Rimanendo in ambito operistico, non si può non citare “Casta diva” la pagina più celebre composta da Bellini e una delle più amate di tutto il melodramma. Il compositore francese Fromental Halévy dichiarò che avrebbe barattato tutta la sua musica per quest'aria.

Qui siamo all’inizio dell’opera: di fronte agli altri druidi Norma parla con la luna, la dea della notte rivolgendogli questa accorata preghiera. La luna è una vergine, come la greca Artemide, la romana Diana, la cristiana Maria.

Norma non chiede alla luna se è il momento di cominciare la guerra contro i romani, come sperano i druidi, ma chiede e invoca la pace.  Indimenticabile l’interpretazione che di questa cavatina diede Maria Callas, che affrontò il ruolo di Norma per ben 90 volte.

 

Schumann: Notte di luna

Liederkreis op.39 di Robert Schumann è un ciclo di dodici lieder tutti su testi di Joseph von Eichendorff, scritto a Lipsia nel 1840. In Mondnact, Notte di Luna, la notte si fa espressione dei sentimenti dell’Io del poeta, la poesia si compone di tre strofe per tre diversi piani di percezione fino al momento in cui l’anima dispiega le sue ali e abbraccia il paesaggio.

Si risolve in questo modo il dualismo cielo/terra in un’unica armonia, un tutto che lo spirito del poeta riconosce come luogo familiare.
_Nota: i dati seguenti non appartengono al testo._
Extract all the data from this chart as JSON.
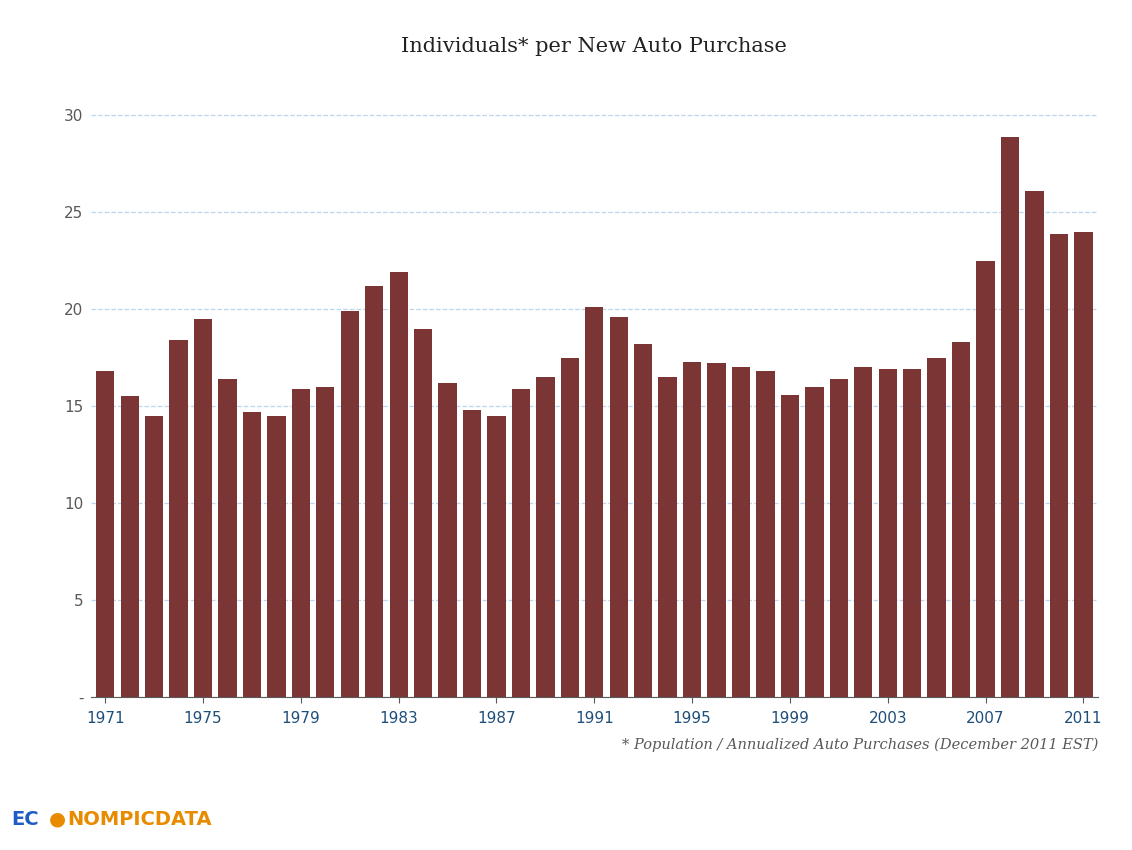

La forma musicale del lied scelta da Schumann accompagna alla perfezione la sensibilità, l’intimismo e la tensione ideale espressa dalle parole di Eichendorff.

 

Schoenberg: Pierrot Lunaire

Pierrot Lunaire, composto da Schoenberg nel 1912, è forse la sua opera più nota per le molte novità musicali introdotte. Basata su una raccolta di 21 poesie del poeta simbolista Albert Giraud, fu eseguito per la prima volta a Berlino il 16 ottobre 1912, ed è considerato una sorta di manifesto dell’espressionismo in musica. Da cui l’atmosfera tesa, in sospensione fra macabro e grottesco.

Nell’esprimere se stesso e il suo ambiguo carattere, Pierrot deforma l’immagine romantica in smorfie allucinate: canta alla luna che lo ispira, vive profonde angosce, si immagina assassino, e dopo tormenti e attimi di cinismo, torna alla sua patria, Bergamo, invocando nell’ultimo brano "l’antico profumo dei tempi delle fiabe".

 

Einaudi: Luna piena

Contenuto nel progetto Seven Days Walking – Sette Giorni di Cammino, un vero e proprio viaggio uditivo dalla durata di sette giorni, “Luna piena” è una splendida opera minimalista con un morbido pianoforte e un ipnotizzante bordone di viola e violino.